For him, Remembrance Day is “a time to reflect on all those conflicts. Our country has lost lives in conflict near and far, centuries to yesterday. For good or bad. It’s a time to reconcile and thank our elders for the lives we live and breath today. Without their courage, self sacrifice, and good old determination we could not live the British way today. It's also a time, for me personally, to reflect on my memories as a soldier, happy or sad. Knowing we can empathise on such a sombre day doesn't make me sad. It allows me to have a ‘condor moment’ and pass my thanks on to my brothers in arms for allowing me to walk the streets they once roamed. Trust me, at the going down of the sun with ‘The Last Post’ -who can't relate to a family member, friend, cousin, auntie, nephew, niece, sister, son or grandparent?
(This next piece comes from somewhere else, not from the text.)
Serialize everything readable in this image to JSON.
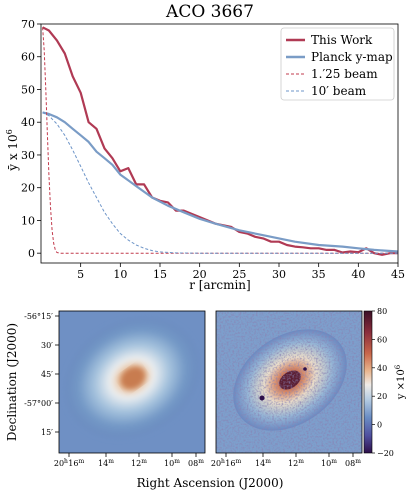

It connects everyone.... With sadness and happiness. At 1100hrs with a tear running down my cheek I will remember them with a smile and you should too."
I met him at a 24 hour race at Spa in Belgium, where he was with the Mission Motorsport team (which helps to rehabilitate injured veterans back into civilian life). He produced the best bacon buttie I’ve ever had – in fact, he should open a café. Today, his focus is on the next operation, and finding employment to support himself and his family. So, without wishing to in any way diminish the colossal sacrifice made in two world wars, please also take time to remember those who served in Malaya, Korea, Cyprus, Aden, Northern Ireland, the Falklands, the Gulf, the Balkans, Afghanistan… Lest we forget.